Living away from home for the first time will be an adjustment. Mom will not be there to do your laundry, give you medication cold when you do not feel well, or cook your favorite meal on Sunday… not cool. However, I have some good news for you! If you avoid these 3 common mistakes that many students are new, you will be installed in the college life sooner than you think!

Mistake 1 – Staying Alone

You should try to spend as much time outside your dorm room as you do inside your dorm room. This is crucial to meet other students. Try working in the fitness center campus, or hanging in the center of the cafeteria or student. These are all great places to start a conversation with other students.

Research indicates that 1 in every 4 students leave campus before their second year. I think the inability for students to make friends and feel like they are part of the campus community is the main reason why students leave campus after their first year.

This is why it is important that you go out and meet other students with similar interests! Even if you were shy in high school, and not out of your comfort zone to university is sure to make your college experience less enjoyable.

An upperclassman at SIU-Carbondale said: “The students who remain in their dorms all day are usually the ones who go home in the first month.”

Remember, this is a scary process for any freshman college new others too, so you can take comfort in knowing they probably feel just as uncomfortable as you do!

Mistake 2 – Racking Up Credit Card Debt

Credit cards can be dangerous for new students. Before signing up for a credit card, make sure you understand the terms and are ready to handle this type of responsibility

A credit card is not free money. When you sign up for a credit card, you enter into a contract with the company credit card. In simpler terms, the contract states that you repay all the money you spend including interest.

Most students make the mistake of getting a credit card and go to the mall to load a pile of clothes or shoes, forgetting that the bill will come in the mail later.

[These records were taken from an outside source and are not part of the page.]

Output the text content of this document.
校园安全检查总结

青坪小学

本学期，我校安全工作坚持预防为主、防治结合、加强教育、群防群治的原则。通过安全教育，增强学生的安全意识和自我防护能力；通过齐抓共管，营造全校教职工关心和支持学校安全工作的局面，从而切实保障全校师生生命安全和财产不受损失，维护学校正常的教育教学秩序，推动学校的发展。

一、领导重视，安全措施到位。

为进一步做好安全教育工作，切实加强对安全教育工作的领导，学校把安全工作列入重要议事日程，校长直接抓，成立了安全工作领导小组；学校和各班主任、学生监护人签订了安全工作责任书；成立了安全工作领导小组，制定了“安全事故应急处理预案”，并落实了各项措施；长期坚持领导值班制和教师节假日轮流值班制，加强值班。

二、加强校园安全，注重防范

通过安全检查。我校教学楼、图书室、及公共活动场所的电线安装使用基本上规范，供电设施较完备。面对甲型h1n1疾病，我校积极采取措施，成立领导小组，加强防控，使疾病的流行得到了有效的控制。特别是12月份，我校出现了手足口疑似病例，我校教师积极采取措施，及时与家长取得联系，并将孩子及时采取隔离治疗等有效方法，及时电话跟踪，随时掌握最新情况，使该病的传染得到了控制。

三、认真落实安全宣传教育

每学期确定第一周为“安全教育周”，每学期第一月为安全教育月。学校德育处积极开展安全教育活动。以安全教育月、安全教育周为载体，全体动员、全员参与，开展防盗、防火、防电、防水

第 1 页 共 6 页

If you decide to get a student credit card, here are some things you should keep in mind:

– Do not apply for every credit card student offers to you. Take time to read each application and select the one that has the lowest interest rate, no annual fee.

– If you can not afford it now, then you probably will not be able to afford when the bill arrives. Therefore, you should not use your credit card in case of emergency. Get a flat tire is an emergency, do not have enough money for pizza on Friday night is not.

– Pay your bills on time. Late fees and interest that you will pay just is not worth it.